Auf dem Parkplatz beginnen mehrere Forststraßen. Wir nehmen die links aufwärts steigende. Wir kommen vorbei am Innerstesprung, einem winzigen Stauteich, in dem die Innerste, einer der größten Harzflüsse, wenige Meter nach Ihrer Quelle das erste mal gestaut wird. Sechs mal wird Ihr dies allein auf dem Clausthaler Hochplateau noch geschehen. Wald umfängt uns auf dem flachen Buckel des Kehrzugs. Ehe die Forststraße hinab ins Huttal geht, zweigen wir links ab, denn unser nächstes Ziel ist die Huttaler Widerwaage. Wir finden einen geräumigen Platz in einer Talmulde, ein Staubecken, war hinter das Mundloch des Wasserlaufs, eine Abfallrösche, über die gefährlicher Wasserüberschuss zu Tale stürzte, und dem Beginn des Huttaler Grabens.

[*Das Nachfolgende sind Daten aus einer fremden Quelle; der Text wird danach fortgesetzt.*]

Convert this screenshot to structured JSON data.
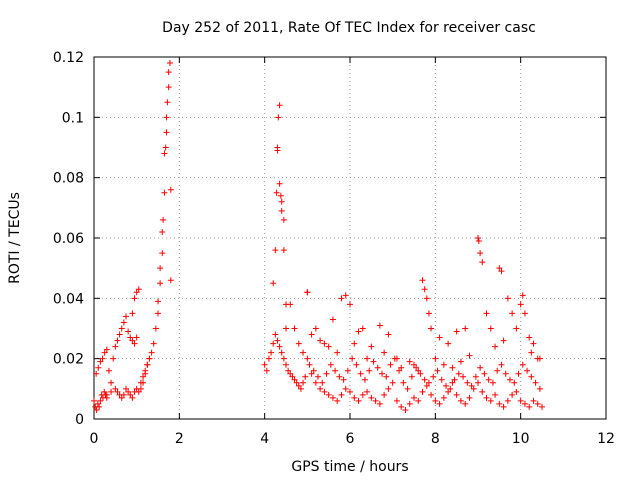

Wir sind hier nicht mehr im Einzugsgebiet der Innerste oder der Oker, sondern der Söse. Und wir erinnern uns: Der Wasserlauf geht hin zum Hirschler Teich, der Graben ist totsöhlig, d.h. total eben. Das Wasser konnte in beide Richtungen fließen. Eine Hinweistafel an dem kleinen Platz gibt ausführliche Auskunft. Wir begleiten den Graben im weiten Bogen am südlichen Sonnenhang über das Huttal entlang mit wunderschöner Aussicht. Am Talschluss geht der Weg über den Damm eines früheren Teiches.
Von der anderen Seite brachte der jetzt verfallene Schwarzenberger Graben weitere Wasser heran. Beide zusammen gingen nahe dem Teich in den Schwarzenberger Wasserlauf der diese „südlichen“ Gewässer unter der Wasserscheide hindurch zum schon erwähnten Kautztaler Graben dachte.
Auch wir wollen wieder auf die Nordseite und gehen im Huttal aufwärts auf der Forststraße bis an die Bundesstraße. Schräg gegenüber ist ein Parkplatz, über den unser Weg noch einmal zum Polsterberger Hubhaus führt. Diesmal steigen wir ins Tal hinab, kommen vorbei am Polstertaler Teich (Wo, wie erinnerlich, die Wasserräder für die Hubkunst standen) und am Polstertaler Zechenhaus mit einem Campingplatz in der Nähe. Eine Forststraße begleitet eine Weile das „Schwarze Wasser“ talwärts. Dann geht es rechts ab auf den 10-H-Weg über den
Grasstieg zurück nach Altenau. 14 km waren unser heutiges Tagespensum.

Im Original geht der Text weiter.